Has 1 years experience.

your luck you have a job to, "learn on the job" at, i would do anything just to have that opportunity.

with all due respect, I disagree with some of the above comments. Your complaint and concern are valid.

As a new grad, I recieved 10 shifts of orientation time (this is a few years back, and I would expect that in this economy it would be somewhat less) As a new grad, your employer should be willing to invest something in you, for your safety in practice, as well as for safety for these residents. You should be trained on forms, on admissions, on discharges, and at least have a few shifts of training. Even in this economy, if an employer put me in this position, I would be stating my feelings at least to the DON. You have a license, and need to protect that too. If the employer is not going to give you adequate training time, and you are not comfortable, you need to decide if this is something that you are willing to do. It's a tough position to be in, and I feel for you.


Specializes in Pulmonology Clinic. Has 2 years experience.

I don't know what the job market is like in your area, but I would not stay in a place where I was uncomfortable. My opinion is to stick it out while searching for a different job. As a new grad I was lucky enough to get a clinic position which imho is the best!


Specializes in Pediatric Private Duty; Camp Nursing. Has 6 years experience.

How can there be "no one to train you"? Are they really saying there were NO other nurses on that shift in the ENTIRE building pushing a med cart that they can have you shadow? That is such a crock! Even following a novice nurse would be better than throwing you out there cold turkey. I would have walked right out of there.


Specializes in Mother-Baby, Rehab, Hospice, Memory Care. Has 8 years experience.

I'm not schocked at all. This sounds like typical LTCF BS. As a new grad I was told I would get 3 days of floor orientation. It turned into 2 days, due to state being in the building on the 3rd day. I was fortunate to work with some helpful nurses who helped me along. Learn as you go... not ideal, but at least you have a job! It sounds like management isn't interested in giving you more orientation, so if feel too uncomfortable then quit. I would try to give it a chance first.

TheCommuter, BSN, RN

Specializes in Case mgmt., rehab, (CRRN), LTC & psych.

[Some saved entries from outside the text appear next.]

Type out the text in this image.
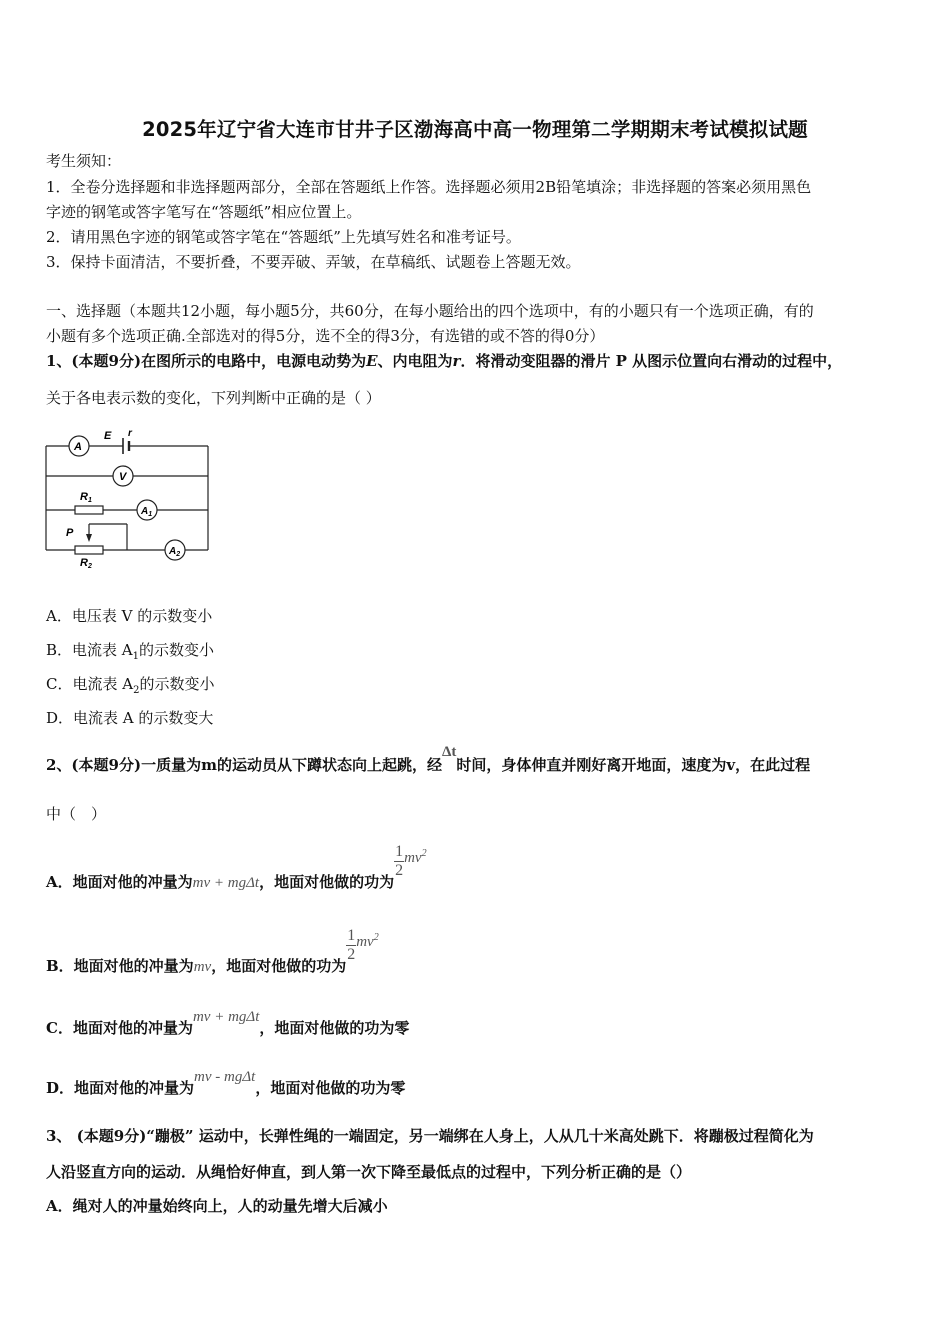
2025年辽宁省大连市甘井子区渤海高中高一物理第二学期期末考试模拟试题
考生须知：
1．全卷分选择题和非选择题两部分，全部在答题纸上作答。选择题必须用2B铅笔填涂；非选择题的答案必须用黑色
字迹的钢笔或答字笔写在“答题纸”相应位置上。
2．请用黑色字迹的钢笔或答字笔在“答题纸”上先填写姓名和准考证号。
3．保持卡面清洁，不要折叠，不要弄破、弄皱，在草稿纸、试题卷上答题无效。
一、选择题（本题共12小题，每小题5分，共60分，在每小题给出的四个选项中，有的小题只有一个选项正确，有的
小题有多个选项正确.全部选对的得5分，选不全的得3分，有选错的或不答的得0分）
1、(本题9分)在图所示的电路中，电源电动势为E、内电阻为r．将滑动变阻器的滑片 P 从图示位置向右滑动的过程中，
关于各电表示数的变化，下列判断中正确的是（ ）
A
E r
V
R1
$A_1$
P
R2
$A_2$
A．电压表 V 的示数变小
B．电流表 $A_1$的示数变小
C．电流表 $A_2$的示数变小
D．电流表 A 的示数变大
2、(本题9分)一质量为m的运动员从下蹲状态向上起跳，经Δt时间，身体伸直并刚好离开地面，速度为v，在此过程
中（　）
A．地面对他的冲量为mv + mgΔt，地面对他做的功为
$\frac{1}{2} mv^2$
B．地面对他的冲量为mv，地面对他做的功为
$\frac{1}{2} mv^2$
C．地面对他的冲量为mv + mgΔt，地面对他做的功为零
D．地面对他的冲量为mv - mgΔt，地面对他做的功为零
3、 (本题9分)“蹦极” 运动中，长弹性绳的一端固定，另一端绑在人身上，人从几十米高处跳下．将蹦极过程简化为
人沿竖直方向的运动．从绳恰好伸直，到人第一次下降至最低点的过程中，下列分析正确的是（）
A．绳对人的冲量始终向上，人的动量先增大后减小
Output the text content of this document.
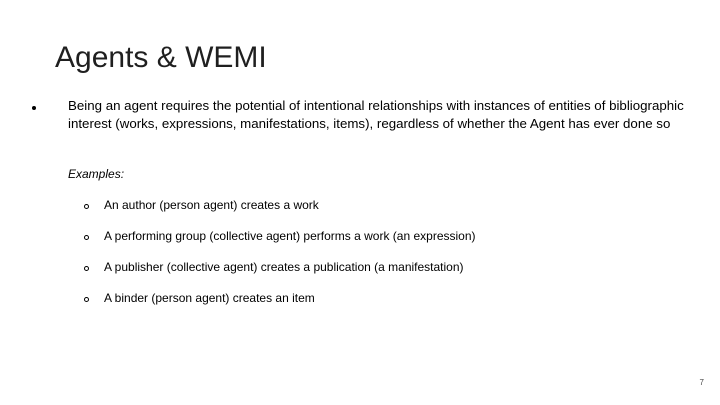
Agents & WEMI
Being an agent requires the potential of intentional relationships with instances of entities of bibliographic interest (works, expressions, manifestations, items), regardless of whether the Agent has ever done so
Examples:
An author (person agent) creates a work
A performing group (collective agent) performs a work (an expression)
A publisher (collective agent) creates a publication (a manifestation)
A binder (person agent) creates an item
7
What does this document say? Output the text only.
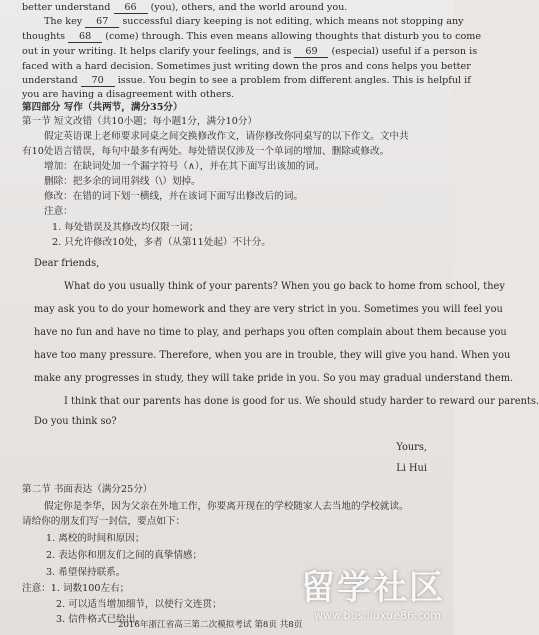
better understand 66 (you), others, and the world around you.
The key 67 successful diary keeping is not editing, which means not stopping any
thoughts 68 (come) through. This even means allowing thoughts that disturb you to come
out in your writing. It helps clarify your feelings, and is 69 (especial) useful if a person is
faced with a hard decision. Sometimes just writing down the pros and cons helps you better
understand 70 issue. You begin to see a problem from different angles. This is helpful if
you are having a disagreement with others.
第四部分 写作（共两节，满分35分）
第一节 短文改错（共10小题；每小题1分，满分10分）
假定英语课上老师要求同桌之间交换修改作文，请你修改你同桌写的以下作文。文中共
有10处语言错误，每句中最多有两处。每处错误仅涉及一个单词的增加、删除或修改。
增加：在缺词处加一个漏字符号（∧），并在其下面写出该加的词。
删除：把多余的词用斜线（\）划掉。
修改：在错的词下划一横线，并在该词下面写出修改后的词。
注意：
1. 每处错误及其修改均仅限一词；
2. 只允许修改10处，多者（从第11处起）不计分。
Dear friends,
What do you usually think of your parents? When you go back to home from school, they
may ask you to do your homework and they are very strict in you. Sometimes you will feel you
have no fun and have no time to play, and perhaps you often complain about them because you
have too many pressure. Therefore, when you are in trouble, they will give you hand. When you
make any progresses in study, they will take pride in you. So you may gradual understand them.
I think that our parents has done is good for us. We should study harder to reward our parents.
Do you think so?
Yours,
Li Hui
第二节 书面表达（满分25分）
假定你是李华，因为父亲在外地工作，你要离开现在的学校随家人去当地的学校就读。
请给你的朋友们写一封信，要点如下：
1. 离校的时间和原因；
2. 表达你和朋友们之间的真挚情感；
3. 希望保持联系。
注意：1. 词数100左右；
2. 可以适当增加细节，以使行文连贯；
3. 信件格式已给出。
2016年浙江省高三第二次模拟考试 第8页 共8页
留学社区
www.bbs.liuxue86.com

Has 15 years experience.

I would have walked right out of there.
Nurses who "walk out" before the end of the shift run the risk of getting their license numbers referred to the state BON for abandonment. It's really the nurse's word against management's.

Since I'm not willing to deal with defending my license over an accusation of abandonment as a result of "walking out" of a facility, I'd rather stick it out and deal with the rough shift.

If you want to walk out, always do so at the conclusion of one's shift, and ensure that someone is willing to receive report from you.

tainted1972, ASN, RN

Specializes in MR/DD. Has 3 years experience.

My suggestion is to find a Mentor FAST, hopefully an RN that you can call and get advice from.

I think you should stick it out unless there are a ton of jobs in your area.

I know that right now there are nurses that would kill to be in your position.. employed.